M2AM
Concurrent
Programming in Java:
Language and Libraries
Doug Lea, SUNY Oswego and
David Holmes, Macquarie University
Who should attend: Anyone involved or planning to get involved in the development of concurrent Java applications or applets. A basic familiarity with the Java language is assumed.
What you will learn: A detailed working knowledge of Java's concurrency mechanisms and an overview of the little-documented aspects of applet and AWT threading models.
Java directly supports concurrent programming. The use of concurrency adds a new dimension of complexity to application development and introduces its own unique set of problems.

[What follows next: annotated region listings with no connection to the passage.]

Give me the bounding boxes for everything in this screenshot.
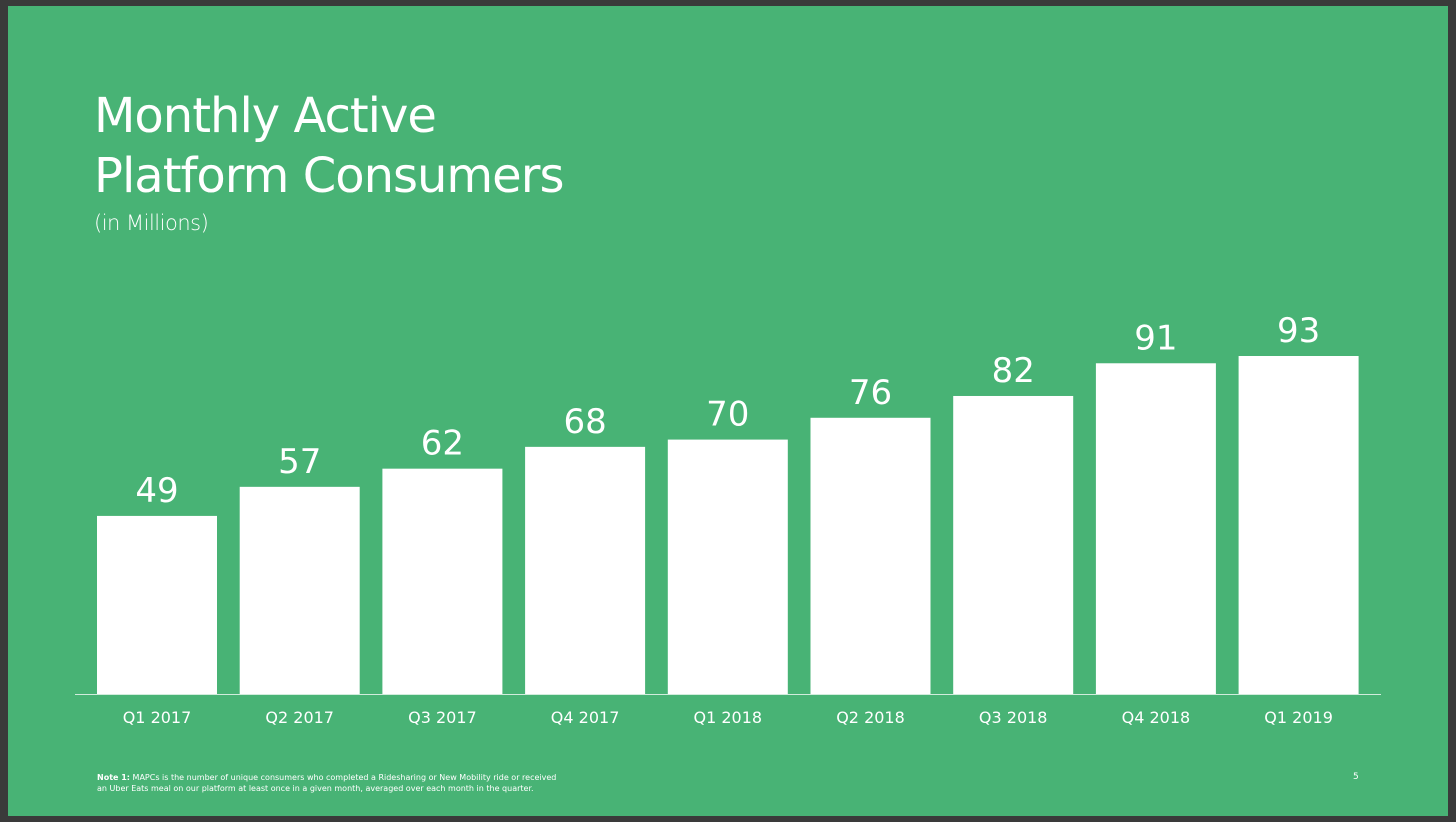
data-label: 76 (849, 373, 892, 413)
bar-q2-2017 (239, 486, 360, 694)
bar-q1-2017 (97, 515, 217, 694)
x-tick-label: Q2 2017 (265, 708, 334, 727)
data-label: 70 (706, 395, 749, 435)
data-label: 82 (992, 351, 1035, 391)
bar-q1-2018 (667, 439, 788, 694)
title-line-1: Monthly Active (94, 88, 437, 144)
data-label: 93 (1277, 311, 1320, 351)
x-tick-label: Q1 2019 (1264, 708, 1333, 727)
bar-q2-2018 (810, 417, 931, 694)
data-label: 91 (1134, 318, 1177, 358)
bar-q3-2018 (953, 395, 1074, 694)
data-label: 57 (278, 442, 321, 482)
title-line-2: Platform Consumers (94, 148, 564, 204)
footnote-text: MAPCs is the number of unique consumers … (97, 773, 557, 793)
chart-subtitle: (in Millions) (94, 211, 209, 235)
x-tick-label: Q2 2018 (836, 708, 905, 727)
bar-q3-2017 (382, 468, 503, 694)
bar-q4-2017 (525, 446, 646, 694)
x-tick-label: Q1 2017 (123, 708, 192, 727)
bar-chart: 49 Q1 2017 57 Q2 2017 62 Q3 2017 68 Q4 2017 70 Q1… (75, 311, 1381, 727)
bar-q4-2018 (1095, 363, 1216, 694)
slide: Monthly Active Platform Consumers (in Mi… (8, 6, 1448, 816)
x-tick-label: Q4 2017 (551, 708, 620, 727)
x-tick-label: Q1 2018 (694, 708, 763, 727)
x-tick-label: Q3 2018 (979, 708, 1048, 727)
footnote-label: Note 1: (97, 773, 130, 782)
page-number: 5 (1353, 772, 1359, 782)
data-label: 68 (563, 402, 606, 442)
x-tick-label: Q4 2018 (1122, 708, 1191, 727)
data-label: 62 (421, 424, 464, 464)
chart-title: Monthly Active Platform Consumers (94, 86, 564, 206)
bar-q1-2019 (1238, 356, 1359, 694)
x-tick-label: Q3 2017 (408, 708, 477, 727)
data-label: 49 (135, 471, 178, 511)
footnote: Note 1: MAPCs is the number of unique co… (97, 772, 567, 794)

This course combines a low-level examination of the Java concurrency model with a higher-level look at specific approaches to concurrency control in the context of the Java language, Java applets, and GUI programming using the Abstract Windowing Toolkit.
Topics include:
- Concurrency in Java: a language tutorial
- Java concurrency mechanisms
- Threads: creation, initialization, control
- Synchronization: interference, locks, wait-sets
- Scheduling: priorities, time-slicing, queuing
- Additional language features
- Thread groups: control, management
- Security: security manager, thread restrictions
- Volatile variables: atomicity, caching, volatility
- Inheritance issues
- Inheritance model
- Inheritance anomaly
- Concurrency issues in the Java libraries
- Concurrency in the main Java libraries
- Concurrency in the AWT and applets
- Abstract Windowing Toolkit: structure, thread model, event handling and drawing
- Concurrency in applets: structure, thread model, threading semantics
- Applet security: mechanisms, policies and affects on threading
- Simple design patterns for common applet/AWT threading situations
Doug Lea is a professor and director of the Software Engineering Laboratory at the New York CASE Center. He is author of Concurrent Programming in Java, and co-author of Object-Oriented System Development. He is the author of several widely-used software packages, as well as articles and reports on object-oriented software development.
David Holmes is a PhD candidate with the Microsoft Research Institute at Macquarie University in Sydney, Australia where he researches concurrent object-oriented programming in practical contexts. He has practical experience with concurrent programming through work on operating systems, distributed systems, and real-time embedded systems within a university environment.